Page:Legouvé - Soixante ans de souvenirs, 1886.djvu/461

La bibliothèque libre.
Cette page n’a pas encore été corrigée

Il le découvrit et vint demander conseil à son ami. « Vous n’avez qu’une chose à faire, lui répondit M. Leroux, tuer l’amant et chasser la femme. ― L’amant est parti. ― La femme reste, chassez-la. » Mais M. Delacour était amoureux comme un fou ; la femme pleurait, priait, se repentait ; le mari inclinait à la clémence. Seul, M. Leroux était inflexible. « Si vous lui pardonnez aujourd’hui, elle recommencera demain.
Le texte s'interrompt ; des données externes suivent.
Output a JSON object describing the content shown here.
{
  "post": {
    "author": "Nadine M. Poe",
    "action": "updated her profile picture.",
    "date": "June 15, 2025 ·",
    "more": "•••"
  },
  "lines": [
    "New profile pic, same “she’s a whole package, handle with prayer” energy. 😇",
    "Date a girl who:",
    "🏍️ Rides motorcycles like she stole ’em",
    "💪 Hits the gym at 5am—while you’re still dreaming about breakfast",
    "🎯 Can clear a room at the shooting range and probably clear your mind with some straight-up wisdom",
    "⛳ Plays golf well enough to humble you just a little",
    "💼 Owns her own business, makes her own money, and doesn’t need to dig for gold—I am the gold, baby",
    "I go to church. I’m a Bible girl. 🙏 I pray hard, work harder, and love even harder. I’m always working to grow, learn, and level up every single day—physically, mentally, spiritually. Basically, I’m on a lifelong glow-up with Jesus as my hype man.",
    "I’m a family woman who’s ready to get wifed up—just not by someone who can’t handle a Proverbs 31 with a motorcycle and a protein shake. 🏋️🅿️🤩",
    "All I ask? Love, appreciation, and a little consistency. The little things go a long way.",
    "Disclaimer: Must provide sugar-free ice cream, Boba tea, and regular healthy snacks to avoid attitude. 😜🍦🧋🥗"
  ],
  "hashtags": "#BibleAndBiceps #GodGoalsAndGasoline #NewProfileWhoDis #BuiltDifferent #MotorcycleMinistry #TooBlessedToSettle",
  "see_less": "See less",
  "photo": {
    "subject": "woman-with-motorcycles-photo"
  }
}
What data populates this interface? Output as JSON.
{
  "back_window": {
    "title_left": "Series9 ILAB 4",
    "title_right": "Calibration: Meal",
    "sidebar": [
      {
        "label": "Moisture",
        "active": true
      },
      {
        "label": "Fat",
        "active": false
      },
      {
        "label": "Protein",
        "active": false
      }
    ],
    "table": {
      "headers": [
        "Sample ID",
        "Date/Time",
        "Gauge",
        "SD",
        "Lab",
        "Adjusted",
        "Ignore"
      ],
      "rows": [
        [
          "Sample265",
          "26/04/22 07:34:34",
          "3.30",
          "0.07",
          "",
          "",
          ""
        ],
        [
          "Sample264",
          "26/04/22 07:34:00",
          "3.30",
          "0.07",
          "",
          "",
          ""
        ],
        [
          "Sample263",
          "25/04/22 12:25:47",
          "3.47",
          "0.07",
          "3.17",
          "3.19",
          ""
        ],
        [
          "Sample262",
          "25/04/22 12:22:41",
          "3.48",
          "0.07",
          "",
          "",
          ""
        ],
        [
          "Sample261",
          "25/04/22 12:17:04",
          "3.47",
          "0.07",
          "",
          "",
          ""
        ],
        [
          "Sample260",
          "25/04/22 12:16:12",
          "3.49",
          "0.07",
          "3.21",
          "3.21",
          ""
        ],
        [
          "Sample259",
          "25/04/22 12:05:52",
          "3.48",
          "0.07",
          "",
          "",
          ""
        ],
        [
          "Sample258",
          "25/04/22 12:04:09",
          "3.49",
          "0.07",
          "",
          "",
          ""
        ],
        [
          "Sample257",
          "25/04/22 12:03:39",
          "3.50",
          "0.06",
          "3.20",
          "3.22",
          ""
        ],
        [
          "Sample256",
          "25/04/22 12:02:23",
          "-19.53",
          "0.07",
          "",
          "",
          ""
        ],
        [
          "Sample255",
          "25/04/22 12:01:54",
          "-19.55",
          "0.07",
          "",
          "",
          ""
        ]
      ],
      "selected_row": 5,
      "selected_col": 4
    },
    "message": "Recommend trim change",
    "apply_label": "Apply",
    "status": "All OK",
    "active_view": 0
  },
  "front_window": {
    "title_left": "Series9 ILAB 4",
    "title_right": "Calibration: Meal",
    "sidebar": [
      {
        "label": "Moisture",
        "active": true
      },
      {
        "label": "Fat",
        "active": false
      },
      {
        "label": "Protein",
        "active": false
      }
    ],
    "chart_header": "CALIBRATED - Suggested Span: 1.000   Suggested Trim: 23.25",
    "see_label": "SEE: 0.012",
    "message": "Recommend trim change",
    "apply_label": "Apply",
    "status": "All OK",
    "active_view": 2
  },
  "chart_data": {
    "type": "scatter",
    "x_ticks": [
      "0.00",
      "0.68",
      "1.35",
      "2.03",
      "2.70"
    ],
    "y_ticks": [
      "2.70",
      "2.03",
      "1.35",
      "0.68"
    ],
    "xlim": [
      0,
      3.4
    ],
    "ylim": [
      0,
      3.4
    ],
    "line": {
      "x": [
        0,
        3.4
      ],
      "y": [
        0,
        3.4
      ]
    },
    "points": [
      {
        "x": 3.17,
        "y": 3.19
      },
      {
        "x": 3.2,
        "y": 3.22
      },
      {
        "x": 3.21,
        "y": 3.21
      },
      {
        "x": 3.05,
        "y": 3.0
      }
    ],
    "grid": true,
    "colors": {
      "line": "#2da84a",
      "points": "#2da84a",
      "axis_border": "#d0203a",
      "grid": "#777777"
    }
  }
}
Moi, je la chasserais. » A deux ou trois jours de là, sortant du cabinet de son ami, il trouva dans la première pièce la jeune femme qui l’attendait. « Je désirerais vous parler, monsieur, lui dit-elle. ― Je suis à vos ordres, madame. » Ils entrent dans un petit salon. A peine la porte fermée, elle va droit à lui, et lui dit : « Pourquoi vous acharnez-vous après moi, monsieur ? que vous ai-je fait ? ― Ce que vous m’avez fait ?… reprit-il, tout tremblant de colère… Vous m’avez fait le mal que vous lui avez fait à lui. Pourquoi je m’acharne contre vous ? Parce que je vous hais et que je vous méprise comme la plus misérable des créatures, parce que, pour avoir trompé un homme qui vous a prise dans la pauvreté, presque dans la misère, et qui vous a aimée à la fois comme un frère, comme un père et comme un amant, qui est un des plus grands cœurs que je connaisse, qui a toutes les délicatesses d’une femme et toutes les énergies d’un homme, pour avoir eu le courage de donner un coup de poignard à un si bon être, il faut n’avoir ni cœur ni entrailles… C’est par pitié pour lui, c’est par tendresse pour lui et par horreur pour vous, que je vous poursuis. Adieu, madame. » Et il partit.